Zur Zeit zerbrechen sich Politologen den Kopf darüber, was eigentlich Populismus sei und einer sucht den anderen mit originellen Antwortversuchen zu übertreffen. Populismus ist sicherlich ein Phänomen, das es immer schon gab. Bereits in der römischen Republik existierte das Amt des Volkstribunats, das nach den Ständekämpfen ein fester institutioneller Bestandteil des politischen Systems wurde. Die Volkstribunen sollten dem einfachen Volk eine Stimme verleihen und auf diese Weise ein Gegengewicht gegenüber Senat und Magistrat bilden, die sich für gewöhnlich in der Hand alteingesessener, adeliger Familien befanden. Sie fungierten gewissermaßen als Vetospieler gegen staatliche Willkürmaßnahmen. Ihre Machtbefugnis galt sogar als «sacrosanctus»: Wer sich an einem Vertreter der heiligen Volksgewalt vergriff, musste damit rechnen, einen Kopf kürzer gemacht zu werden. Im Gegenzug hatten sie die Pflicht, stets ein offenes Ohr für die Sorgen und Nöte der Bevölkerung zu haben und im Falle der Fälle Hilfe zu leisten. Volkstribun zu sein, bedeutete einen Vollzeitjob, denn um die Volksrechte zu schützen, musste man selbst bei Nacht vorgebrachte Anliegen des «populus» entgegennehmen. Wo diese Amtsträger präsent waren, herrschte automatisch Öffentlichkeit.

Es sieht so aus, als wären heute ebenfalls dringend Vetospieler nötig, welche Recht und Volkswohl gegenüber Regierung und Parlament zumindest wieder ins Gespräch bringen, als Korrektiv gegen vermeintlich «alternativlose» politische Entscheidungen auftreten und damit eine unentbehrliche demokratiepolitische Funktion erfüllen. Ob das die als «rechtspopulistisch» verschrienen Parteien in Europa leisten können, bleibt abzuwarten. Sie sind in der Lage, der politischen Klasse ein «Agenda setting» aufzuerlegen und Themen auf die Tagesordnung zu setzen, die der öffentlichen und parlamentarischen Debatte zuvor entzogen waren und im Sinne scheinbarer Selbstverständlichkeiten nur mehr in einer bestimmten Richtung exekutiert wurden. Ein solches Ventil kann eine stimulierende Wirkung in einer Demokratie ausüben und Meinungen großer Bevölkerungsteile artikulieren, die sonst ungehört bleiben. Anstatt sich diesen neuen Kräften auf der politischen Bühne zu stellen und sie als gleichberechtigte Mitbewerber im demokratischen Willensbildungsprozess anzuerkennen, werden sie von den etablierten Parteien und Medien mit dem Stigma des «Populismus» versehen und ausgegrenzt. Schützenhilfe gibt es zumeist von vermeintlich unabhängigen «Experten», welche die Diskursblockade mit pseudowissenschaftlichem Anspruch sanktionieren. Schnell ist man sich unter diesen Leuten einig, dass der Populismus kein bestimmter Inhalt sei, sondern eine Methode, ein bestimmter Stil politischer Kommunikation. Was soll ihn charakteristischerweise ausmachen? Diese Frage stellt sich um so dringender, als ja meistens von «Rechtspopulismus» die Rede ist, also der Populismus am Ende doch wieder auf Inhalte, nämlich «rechte», festgelegt erscheint. Warum sollte sich nicht auch die Linke oder die Mitte der populistischen Methode bedienen, insofern sie sich als effizient erweist?

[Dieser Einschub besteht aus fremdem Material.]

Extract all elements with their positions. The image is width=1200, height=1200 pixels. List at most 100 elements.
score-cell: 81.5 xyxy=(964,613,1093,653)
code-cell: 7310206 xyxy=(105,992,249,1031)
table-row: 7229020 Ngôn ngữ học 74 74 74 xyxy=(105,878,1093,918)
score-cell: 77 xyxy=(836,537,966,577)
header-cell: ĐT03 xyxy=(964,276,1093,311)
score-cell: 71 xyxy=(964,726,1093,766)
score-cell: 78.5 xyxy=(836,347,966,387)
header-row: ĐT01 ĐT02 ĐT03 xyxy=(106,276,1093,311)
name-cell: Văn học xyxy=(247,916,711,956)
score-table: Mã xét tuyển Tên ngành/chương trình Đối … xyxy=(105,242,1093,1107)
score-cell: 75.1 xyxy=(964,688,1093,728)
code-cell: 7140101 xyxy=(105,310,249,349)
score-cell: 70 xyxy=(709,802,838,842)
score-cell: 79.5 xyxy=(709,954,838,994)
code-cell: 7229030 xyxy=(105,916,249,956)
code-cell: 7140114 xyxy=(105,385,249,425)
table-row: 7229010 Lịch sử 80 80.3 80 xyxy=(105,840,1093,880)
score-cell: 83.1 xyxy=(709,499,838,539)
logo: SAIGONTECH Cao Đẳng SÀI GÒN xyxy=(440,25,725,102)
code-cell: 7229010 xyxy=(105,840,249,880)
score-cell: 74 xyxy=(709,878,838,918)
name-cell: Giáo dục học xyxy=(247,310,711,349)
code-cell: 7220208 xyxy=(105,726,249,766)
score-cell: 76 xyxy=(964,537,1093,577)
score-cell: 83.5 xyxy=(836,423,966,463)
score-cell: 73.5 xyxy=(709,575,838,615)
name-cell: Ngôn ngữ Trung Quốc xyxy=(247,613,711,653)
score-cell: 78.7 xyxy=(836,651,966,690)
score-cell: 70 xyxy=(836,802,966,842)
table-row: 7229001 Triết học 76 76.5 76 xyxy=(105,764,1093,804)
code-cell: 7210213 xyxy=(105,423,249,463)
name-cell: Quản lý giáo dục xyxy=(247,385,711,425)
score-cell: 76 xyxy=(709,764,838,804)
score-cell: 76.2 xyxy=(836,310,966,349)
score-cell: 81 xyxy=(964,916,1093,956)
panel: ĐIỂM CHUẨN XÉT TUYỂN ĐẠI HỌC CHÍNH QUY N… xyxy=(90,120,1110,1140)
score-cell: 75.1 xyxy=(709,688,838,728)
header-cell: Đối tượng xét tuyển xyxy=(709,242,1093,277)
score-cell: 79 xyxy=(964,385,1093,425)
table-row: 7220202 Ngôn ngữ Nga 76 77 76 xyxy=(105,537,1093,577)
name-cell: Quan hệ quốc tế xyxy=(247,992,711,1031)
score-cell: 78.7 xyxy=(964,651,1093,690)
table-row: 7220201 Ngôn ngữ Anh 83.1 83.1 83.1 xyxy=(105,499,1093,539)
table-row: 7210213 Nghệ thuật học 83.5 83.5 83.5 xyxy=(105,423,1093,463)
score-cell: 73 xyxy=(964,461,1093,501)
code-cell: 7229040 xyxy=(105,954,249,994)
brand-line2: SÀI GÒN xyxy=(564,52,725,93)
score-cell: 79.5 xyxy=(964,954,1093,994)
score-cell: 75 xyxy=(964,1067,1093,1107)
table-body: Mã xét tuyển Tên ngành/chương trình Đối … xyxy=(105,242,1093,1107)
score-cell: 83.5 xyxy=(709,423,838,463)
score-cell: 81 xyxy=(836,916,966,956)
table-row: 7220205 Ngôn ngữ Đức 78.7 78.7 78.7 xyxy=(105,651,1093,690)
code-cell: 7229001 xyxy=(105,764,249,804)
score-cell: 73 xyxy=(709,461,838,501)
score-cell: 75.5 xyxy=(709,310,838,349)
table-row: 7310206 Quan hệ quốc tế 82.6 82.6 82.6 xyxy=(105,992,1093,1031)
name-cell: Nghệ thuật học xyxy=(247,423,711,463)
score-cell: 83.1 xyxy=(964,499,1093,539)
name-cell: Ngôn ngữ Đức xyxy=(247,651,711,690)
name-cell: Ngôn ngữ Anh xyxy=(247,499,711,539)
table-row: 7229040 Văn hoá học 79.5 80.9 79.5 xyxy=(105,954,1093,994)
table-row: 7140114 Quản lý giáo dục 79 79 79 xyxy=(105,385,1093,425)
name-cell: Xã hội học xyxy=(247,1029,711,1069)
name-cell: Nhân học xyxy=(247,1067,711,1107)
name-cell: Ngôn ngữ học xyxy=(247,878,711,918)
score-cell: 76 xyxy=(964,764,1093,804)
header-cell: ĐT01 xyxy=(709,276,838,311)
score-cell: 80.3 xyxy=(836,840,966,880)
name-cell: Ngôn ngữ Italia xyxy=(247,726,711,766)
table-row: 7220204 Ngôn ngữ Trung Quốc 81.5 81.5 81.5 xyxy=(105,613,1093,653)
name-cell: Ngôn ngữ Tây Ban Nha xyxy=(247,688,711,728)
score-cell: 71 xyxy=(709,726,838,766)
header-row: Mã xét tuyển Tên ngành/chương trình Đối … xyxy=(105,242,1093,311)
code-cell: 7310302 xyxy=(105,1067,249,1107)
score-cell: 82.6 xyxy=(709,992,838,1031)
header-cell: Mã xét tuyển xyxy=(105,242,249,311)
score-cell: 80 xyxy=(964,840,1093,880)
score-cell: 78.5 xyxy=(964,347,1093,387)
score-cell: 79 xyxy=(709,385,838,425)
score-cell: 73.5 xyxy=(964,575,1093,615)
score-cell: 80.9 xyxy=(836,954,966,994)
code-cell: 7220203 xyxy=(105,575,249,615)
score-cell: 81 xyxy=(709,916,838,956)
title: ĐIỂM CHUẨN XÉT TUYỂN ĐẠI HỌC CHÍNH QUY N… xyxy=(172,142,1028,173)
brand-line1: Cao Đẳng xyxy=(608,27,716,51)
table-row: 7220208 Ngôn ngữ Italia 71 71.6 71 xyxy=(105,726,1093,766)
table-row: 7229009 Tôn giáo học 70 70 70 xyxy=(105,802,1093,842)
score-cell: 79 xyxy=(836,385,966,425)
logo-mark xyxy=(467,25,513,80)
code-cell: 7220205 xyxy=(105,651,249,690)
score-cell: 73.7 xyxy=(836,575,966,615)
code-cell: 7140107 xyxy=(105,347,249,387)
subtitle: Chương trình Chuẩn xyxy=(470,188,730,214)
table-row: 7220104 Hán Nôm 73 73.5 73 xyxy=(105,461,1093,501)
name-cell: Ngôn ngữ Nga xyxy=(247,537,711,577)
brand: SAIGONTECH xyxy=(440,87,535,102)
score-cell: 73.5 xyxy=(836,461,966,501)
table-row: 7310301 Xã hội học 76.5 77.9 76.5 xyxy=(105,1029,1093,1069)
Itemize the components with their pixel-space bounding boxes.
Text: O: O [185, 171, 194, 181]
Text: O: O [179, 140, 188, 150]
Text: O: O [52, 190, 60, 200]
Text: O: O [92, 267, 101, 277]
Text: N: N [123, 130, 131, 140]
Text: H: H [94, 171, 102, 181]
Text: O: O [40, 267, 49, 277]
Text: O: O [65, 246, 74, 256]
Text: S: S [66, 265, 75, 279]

Populismus – das sollen bestimmte rhetorische Strategien sein, deren sich bevorzugt rechte Parteien bedienen, um ihre finsteren Zielsetzungen unter das Volk zu bringen. Jene scheinen so hinterhältig, dass sie sich gleichsam am rationalen Bewusstsein vorbeischleichen, um unmittelbar unsere affektive Seite anzusprechen. Politische Themen würden emotionalisiert, um «niedere Ressentiments»  zu wecken. Solch irrationale Gefühlspolitik droht, jedes rationale Argument von Vornherein zu ersticken. Aber: Ist es in der modernen Massendemokratie nicht unumgänglich, alle Aspekte des Menschen einzubeziehen? Schließlich sind wir doch keine Rädchen in einem Maschinenstaat, der ausschließlich rationalen Funktionsgesetzen gehorcht und durch das Anziehen von ein paar Stellschrauben und eine akkurate Ölung immer besser in Schwung kommen soll. Die Bürger sollten sich in ihrem Staat auch gut fühlen dürfen. Außerdem gilt heute das ungeschriebene Gesetz: Was sich nicht anfühlt, gibt es nicht. Es reicht nicht, dass ein Argument richtig ist, es muss einen auch «packen» und mit den eigenen Intuitionen in Einklang gebracht werden. Die etablieren Parteien arbeiten übrigens nicht anders: Das Flüchtlingsthema wurde mit der Verordnung einer Willkommenskultur und einer medial erzeugten Multikulti-Stimmung in eine solche emotionale Soße getaucht, dass kritische Einwände untergingen und jeder noch nicht von diesem Rausch Erfasste sich in einer Außenseiterposition wiederfand. Warum sollten jetzt die Ressentiments der einen Seite irgendwie niedriger und verwerflicher sein als die der anderen Seite? De facto wurde auf eine Emotionalisierung mit einer Gegen-Emotionalisierung geantwortet – welche Motive jeweils dahinter stehen und welche lauterer als andere sind, hängt wiederum von inhaltlichen Bestimmungen ab, die mit «Populismus» erst einmal noch nichts zu tun haben. Und noch ein kurzes Wort zur vermeintlichen Irrationalität populistischer Positionen: Die Linke besitzt kein festgeschriebenes Monopol auf rationale Positionen. Rationalität ist ein formales Vermögen, das jeder einsetzen kann, insofern er logisch korrekt Gedanken aneinanderreiht und argumentiert. Dazu sind auch Personen in der Lage, die inhaltlich andere, nicht-linke Auffassungen verfechten und es gibt keinen Grund, ihnen in diesem Fall den Zugang zu den in der Demokratie vorgesehenen Debatten und Prozeduren zu verweigern. Dort findet der eigentliche Rationalitätstest statt.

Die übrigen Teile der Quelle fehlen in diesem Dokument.